You're also going to need to get control of your diet to lose the fat (not weight... lose the fat, keep the muscle). Figure out your TDEE (calories per day) and start controlling what you eat - something like My Fitness Pal is invaluable for this.

Feel free to respond with questions. You got this brother!
 
@eleventhhourworker6 This right here. Fitness wiki is the way to go. Stop overanalysing and focus on building a base.

Lift. Sleep. Cardio if you like.

You should not bulk at 30%, you will see fantastic progress by just doing what you're doing and adding in weightlifting.
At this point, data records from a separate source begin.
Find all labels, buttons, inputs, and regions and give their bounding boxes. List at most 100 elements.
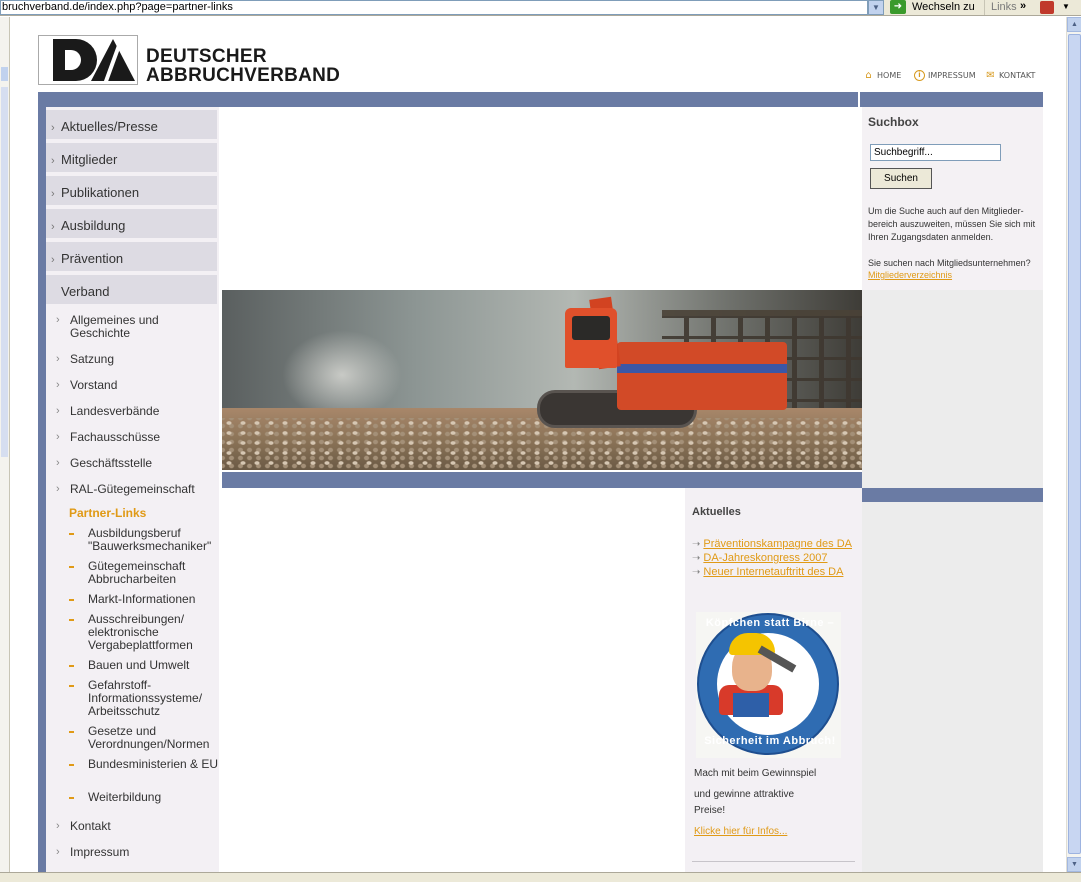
nav-stripe — [38, 107, 46, 872]
chevron-right-icon: › — [51, 221, 55, 233]
mitgliederverzeichnis-link[interactable]: Mitgliederverzeichnis — [868, 270, 952, 280]
chevron-right-icon: › — [51, 254, 55, 266]
partnerlink-label: Weiterbildung — [88, 790, 162, 804]
chevron-right-icon: › — [51, 155, 55, 167]
chevron-right-icon: › — [56, 846, 60, 858]
subnav-item-partner-links-current[interactable]: Partner-Links — [69, 506, 146, 520]
subnav-label: Fachausschüsse — [70, 430, 161, 444]
subnav-item-geschaeftsstelle[interactable]: › Geschäftsstelle — [56, 457, 216, 470]
scroll-down-icon[interactable]: ▼ — [1067, 857, 1081, 872]
arrow-right-icon: ➝ — [692, 539, 701, 550]
partnerlink-markt-informationen[interactable]: Markt-Informationen — [69, 593, 219, 606]
chevron-right-icon: › — [56, 353, 60, 365]
subnav-item-kontakt[interactable]: › Kontakt — [56, 820, 216, 833]
nav-item-mitglieder[interactable]: › Mitglieder — [46, 143, 217, 174]
contest-info-link[interactable]: Klicke hier für Infos... — [694, 826, 787, 837]
info-icon: i — [914, 70, 925, 81]
subnav-item-landesverbaende[interactable]: › Landesverbände — [56, 405, 216, 418]
subnav-item-impressum[interactable]: › Impressum — [56, 846, 216, 859]
mail-icon: ✉ — [986, 70, 995, 81]
dash-bullet-icon — [69, 599, 74, 601]
divider — [692, 861, 855, 862]
nav-item-publikationen[interactable]: › Publikationen — [46, 176, 217, 207]
topnav-impressum[interactable]: i IMPRESSUM — [914, 70, 976, 81]
header-bar-right — [860, 92, 1043, 107]
nav-item-praevention[interactable]: › Prävention — [46, 242, 217, 273]
topnav-impressum-label: IMPRESSUM — [928, 71, 976, 80]
search-button[interactable]: Suchen — [870, 168, 932, 189]
dash-bullet-icon — [69, 797, 74, 799]
edge-panel — [1, 87, 8, 457]
topnav-kontakt[interactable]: ✉ KONTAKT — [985, 70, 1035, 81]
partnerlink-label: Markt-Informationen — [88, 592, 196, 606]
dash-bullet-icon — [69, 566, 74, 568]
news-link-label: Präventionskampagne des DA — [703, 538, 852, 550]
news-link-praeventionskampagne[interactable]: ➝ Präventionskampagne des DA — [692, 538, 852, 550]
chevron-right-icon: › — [56, 431, 60, 443]
site-logo[interactable]: DEUTSCHER ABBRUCHVERBAND — [38, 35, 340, 85]
scroll-up-icon[interactable]: ▲ — [1067, 17, 1081, 32]
badge-text-bottom: Sicherheit im Abbruch! — [704, 735, 836, 747]
partnerlink-bundesministerien[interactable]: Bundesministerien & EU — [69, 758, 219, 771]
subnav-item-ral-guetegemeinschaft[interactable]: › RAL-Gütegemeinschaft — [56, 483, 216, 496]
toolbar-extension-icon[interactable] — [1040, 1, 1054, 14]
subnav-item-satzung[interactable]: › Satzung — [56, 353, 216, 366]
search-input[interactable]: Suchbegriff... — [870, 144, 1001, 161]
partnerlink-guetegemeinschaft[interactable]: Gütegemeinschaft Abbrucharbeiten — [69, 560, 219, 586]
address-bar: bruchverband.de/index.php?page=partner-l… — [0, 0, 1081, 16]
nav-item-label: Ausbildung — [61, 218, 126, 233]
chevron-right-icon: › — [56, 457, 60, 469]
toolbar-dropdown-icon[interactable]: ▼ — [1062, 0, 1070, 14]
news-title: Aktuelles — [692, 506, 741, 518]
partnerlink-weiterbildung[interactable]: Weiterbildung — [69, 791, 219, 804]
go-button[interactable]: ➜ Wechseln zu — [890, 0, 975, 15]
safety-campaign-badge[interactable]: Köpfchen statt Birne – Sicherheit im Abb… — [696, 612, 841, 758]
topnav-home-label: HOME — [877, 71, 902, 80]
partnerlink-label: Gesetze und Verordnungen/Normen — [88, 724, 210, 751]
chevron-right-icon: › — [51, 188, 55, 200]
partnerlink-label: Bundesministerien & EU — [88, 757, 219, 771]
address-input[interactable]: bruchverband.de/index.php?page=partner-l… — [0, 0, 868, 15]
left-navigation: › Aktuelles/Presse › Mitglieder › Publikati… — [38, 107, 219, 872]
searchbox-title: Suchbox — [868, 115, 919, 129]
partnerlink-label: Ausschreibungen/ elektronische Vergabepl… — [88, 612, 193, 652]
contest-text-3: Preise! — [694, 805, 726, 816]
arrow-right-icon: ➝ — [692, 553, 701, 564]
subnav-item-vorstand[interactable]: › Vorstand — [56, 379, 216, 392]
subnav-label: Vorstand — [70, 378, 118, 392]
address-dropdown-icon[interactable]: ▼ — [868, 0, 884, 15]
contest-text-1: Mach mit beim Gewinnspiel — [694, 768, 817, 779]
partnerlink-label: Gütegemeinschaft Abbrucharbeiten — [88, 559, 186, 586]
left-window-edge — [0, 17, 10, 872]
excavator-body — [617, 342, 787, 410]
dash-bullet-icon — [69, 665, 74, 667]
subnav-label: Kontakt — [70, 819, 111, 833]
partnerlink-bauen-und-umwelt[interactable]: Bauen und Umwelt — [69, 659, 219, 672]
arrow-right-icon: ➝ — [692, 567, 701, 578]
nav-item-ausbildung[interactable]: › Ausbildung — [46, 209, 217, 240]
partnerlink-gesetze[interactable]: Gesetze und Verordnungen/Normen — [69, 725, 219, 751]
nav-item-verband[interactable]: Verband — [46, 275, 217, 306]
links-toolbar[interactable]: Links — [984, 0, 1017, 15]
chevron-right-icon: › — [51, 122, 55, 134]
search-hint: Um die Suche auch auf den Mitglieder-ber… — [868, 206, 1036, 242]
partnerlink-ausbildungsberuf[interactable]: Ausbildungsberuf "Bauwerksmechaniker" — [69, 527, 219, 553]
partnerlink-ausschreibungen[interactable]: Ausschreibungen/ elektronische Vergabepl… — [69, 613, 219, 652]
links-more-chevron-icon[interactable]: » — [1020, 0, 1026, 13]
logo-mark — [38, 35, 138, 85]
subnav-item-allgemeines[interactable]: › Allgemeines und Geschichte — [56, 314, 216, 340]
nav-item-label: Prävention — [61, 251, 124, 266]
dash-bullet-icon — [69, 619, 74, 621]
scroll-thumb[interactable] — [1068, 34, 1081, 854]
dash-bullet-icon — [69, 533, 74, 535]
vertical-scrollbar[interactable]: ▲ ▼ — [1066, 17, 1081, 872]
topnav-kontakt-label: KONTAKT — [999, 71, 1036, 80]
news-link-internetauftritt[interactable]: ➝ Neuer Internetauftritt des DA — [692, 566, 843, 578]
nav-item-aktuelles-presse[interactable]: › Aktuelles/Presse — [46, 110, 217, 141]
news-link-jahreskongress[interactable]: ➝ DA-Jahreskongress 2007 — [692, 552, 828, 564]
topnav-home[interactable]: ⌂ HOME — [863, 70, 901, 81]
partnerlink-label: Ausbildungsberuf "Bauwerksmechaniker" — [88, 526, 212, 553]
partnerlink-gefahrstoff[interactable]: Gefahrstoff-Informationssysteme/ Arbeits… — [69, 679, 219, 718]
content-divider-bar — [222, 472, 862, 488]
subnav-item-fachausschuesse[interactable]: › Fachausschüsse — [56, 431, 216, 444]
If you are truly eating at 2k cals, maybe eat a little more as that seems low to me for your profile, even for weightloss.
 
@silverflame You are going to be setting yourself up for long term failure and short term success if you diet first or only.

You have to make small manageable changes.
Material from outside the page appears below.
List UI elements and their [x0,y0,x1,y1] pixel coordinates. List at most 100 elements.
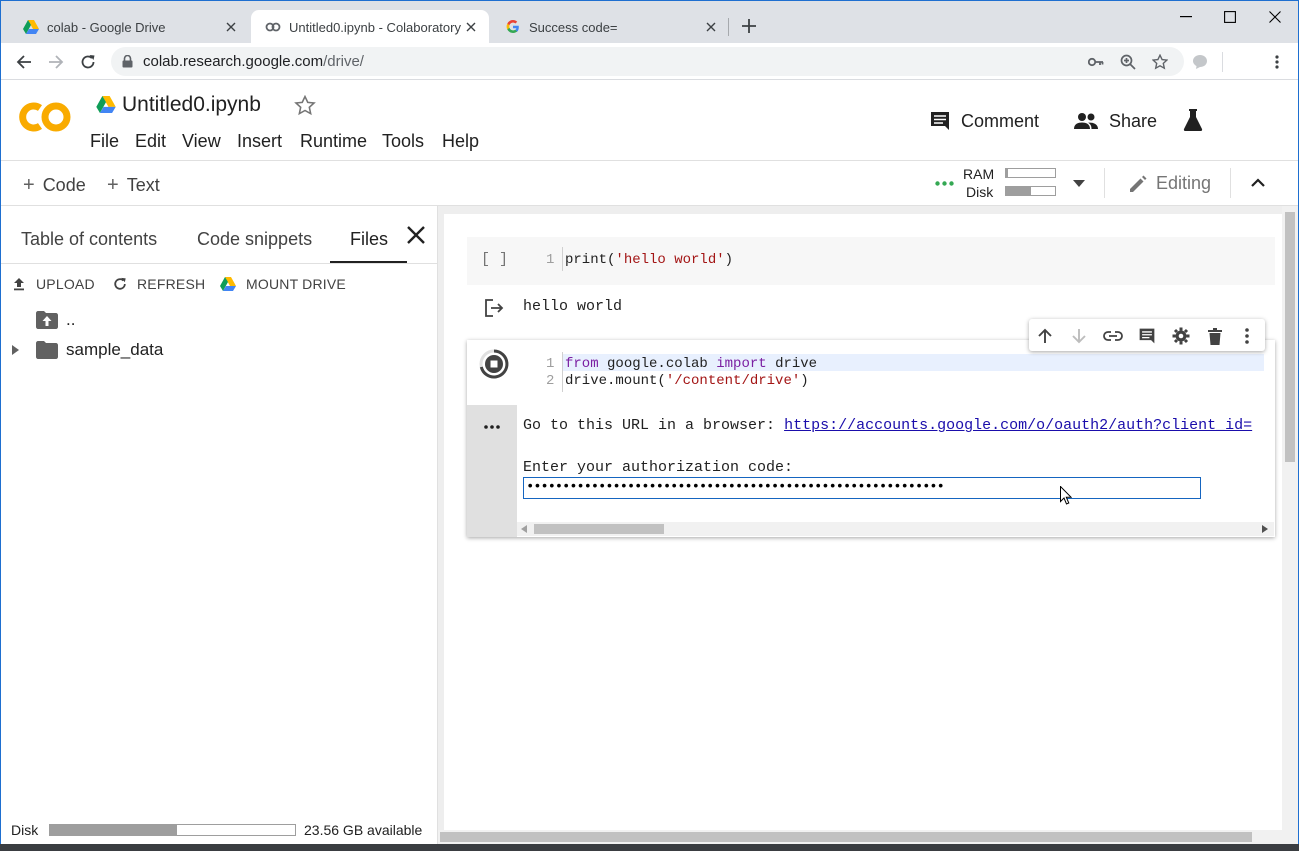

I would focus on getting .8 grams of protein per lb of body weight as your primary dietary change. Eat protein first and stop when you’re full.

If you want to lose weight and keep it off I recommend starting a strength program. Your 5x5 program will be fine. Do that 3x/week and focus on upping your non exercise movement the rest of the time.

Check out the mindpump media guys if you want more sound info like this. Here’s a good episode to start: https://podcasts.apple.com/us/podcast/mind-pump-raw-fitness-truth/id954100822?i=1000525374943

I don’t always agree with their politics but you can fast forward through that as everything is time stamped. Their fitness advice is unparalleled.
 
@holdonwithfaith I’ve actually listened to them and this post was initially a question I was posing for them to answer. I always appreciate their science-based advice. I’ll make sure to give that episode a listen - thanks!